La tournée de trois jours du secrétaire d’État américain Marco Rubio dans trois pays latino-américains, menée du mardi 8 au jeudi 10 septembre 2026, a permis à Washington de consolider son hégémonie régionale en s’alignant étroitement avec les nouveaux dirigeants conservateurs locaux.
Objectifs principaux de la tournée : Sécurité : Renforcer la lutte conjointe contre les cartels de la drogue et le crime organisé. Diplomatie : Resserrer les liens avec les alliés de l’administration Trump après des années de tensions avec les gouvernements de gauche. Économie : Discuter d’accords commerciaux et de partenariats sur les ressources stratégiques. Ce déplacement était la deuxième étape d’une tournée destinée à consolider les alliances avec les dirigeants conservateurs de Colombie, d’Équateur et du Pérou, et à conforter l’influence des États-Unis en Amérique latine. Le secrétaire d’État américain Marco Rubio s’est montré déterminé à intensifier la lutte conjointe contre les cartels de drogue qui ont transformé ce pays en l’un des plus violents d’Amérique latine. Depuis Quito, le chef de la diplomatie américaine a annoncé que le gang équatorien Los Tiguerones serait désormais désigné comme « organisation terroriste », leur interdisant tout accès au système financier américain et toute transaction en leur faveur.

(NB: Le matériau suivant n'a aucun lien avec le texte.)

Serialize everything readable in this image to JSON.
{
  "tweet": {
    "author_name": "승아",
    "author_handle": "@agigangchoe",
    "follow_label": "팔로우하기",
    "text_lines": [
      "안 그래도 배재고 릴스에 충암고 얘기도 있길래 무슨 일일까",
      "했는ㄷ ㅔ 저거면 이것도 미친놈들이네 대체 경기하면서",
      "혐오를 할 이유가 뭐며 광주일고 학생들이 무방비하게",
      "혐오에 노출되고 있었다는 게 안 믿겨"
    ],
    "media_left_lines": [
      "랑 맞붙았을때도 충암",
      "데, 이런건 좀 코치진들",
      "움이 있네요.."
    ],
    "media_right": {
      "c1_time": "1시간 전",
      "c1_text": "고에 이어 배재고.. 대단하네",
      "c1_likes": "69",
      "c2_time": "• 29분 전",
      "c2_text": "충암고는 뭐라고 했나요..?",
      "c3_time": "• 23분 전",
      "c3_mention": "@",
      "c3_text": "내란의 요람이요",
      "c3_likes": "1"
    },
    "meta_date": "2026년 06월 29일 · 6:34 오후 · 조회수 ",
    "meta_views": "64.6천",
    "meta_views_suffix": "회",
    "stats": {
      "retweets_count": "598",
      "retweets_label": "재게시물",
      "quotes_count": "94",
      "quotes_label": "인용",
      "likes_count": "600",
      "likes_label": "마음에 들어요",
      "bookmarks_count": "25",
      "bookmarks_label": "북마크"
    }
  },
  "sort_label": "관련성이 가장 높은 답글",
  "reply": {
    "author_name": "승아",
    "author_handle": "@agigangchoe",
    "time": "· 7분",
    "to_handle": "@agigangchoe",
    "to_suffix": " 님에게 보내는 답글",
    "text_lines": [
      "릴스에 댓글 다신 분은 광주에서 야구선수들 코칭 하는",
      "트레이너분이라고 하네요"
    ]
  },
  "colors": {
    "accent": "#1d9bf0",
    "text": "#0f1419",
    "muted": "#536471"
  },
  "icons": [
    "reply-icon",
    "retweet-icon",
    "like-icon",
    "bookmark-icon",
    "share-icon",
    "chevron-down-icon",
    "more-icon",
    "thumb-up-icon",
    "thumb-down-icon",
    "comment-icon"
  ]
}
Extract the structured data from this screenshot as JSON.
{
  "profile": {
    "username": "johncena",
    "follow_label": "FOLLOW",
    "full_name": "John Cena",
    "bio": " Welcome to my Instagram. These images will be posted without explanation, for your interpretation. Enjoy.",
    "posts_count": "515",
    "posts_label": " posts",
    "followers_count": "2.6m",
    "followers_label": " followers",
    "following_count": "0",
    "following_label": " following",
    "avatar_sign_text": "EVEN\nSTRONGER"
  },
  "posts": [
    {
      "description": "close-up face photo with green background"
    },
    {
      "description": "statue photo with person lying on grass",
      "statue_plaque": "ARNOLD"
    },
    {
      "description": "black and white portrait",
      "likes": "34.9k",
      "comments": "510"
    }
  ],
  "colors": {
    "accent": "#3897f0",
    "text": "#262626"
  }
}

Washington avait déjà fait de même avec d’autres gangs équatoriens, mais aussi avec le Tren de Aragua au Venezuela ou le cartel de Sinaloa au Mexique. « Nous ne parlons pas d’une mafia ordinaire, nous ne parlons pas de criminels, nous parlons de terroristes », a lancé Marco Rubio en conférence de presse. Cette organisation est impliquée dans le trafic de drogues et d’armes, ainsi qu’à l’exploitation minière illégale, le blanchiment d’argent, l’extorsion et des assassinats, selon l’Observatoire équatorien du crime organisé.
Les temps forts
Restauration des liens : Marco Rubio a marqué un tournant diplomatique à Barranquilla avec le nouveau président Abelardo de la Espriella. Accords signés : Des ententes ont été conclues concernant l’approvisionnement en minéraux critiques et la coopération nucléaire civile. Contexte : Cette visite solde la distance diplomatique observée sous l’ancien mandat de gauche de Gustavo Petro. En Équateur : Lutte antidrogue : À Quito, Marco Rubio a affirmé sa détermination à intensifier le combat contre les cartels qui gangrènent le pays. Mesures concrètes : Annonce du classement du gang local Los Tiguerones parmi les cibles prioritaires de la coopération sécuritaire. Au Pérou : Partenariat stratégique : Étape finale de la tournée, la rencontre avec le gouvernement de Keiko Fujimori vise à approfondir la coopération militaire et la stabilité andine dans la zone.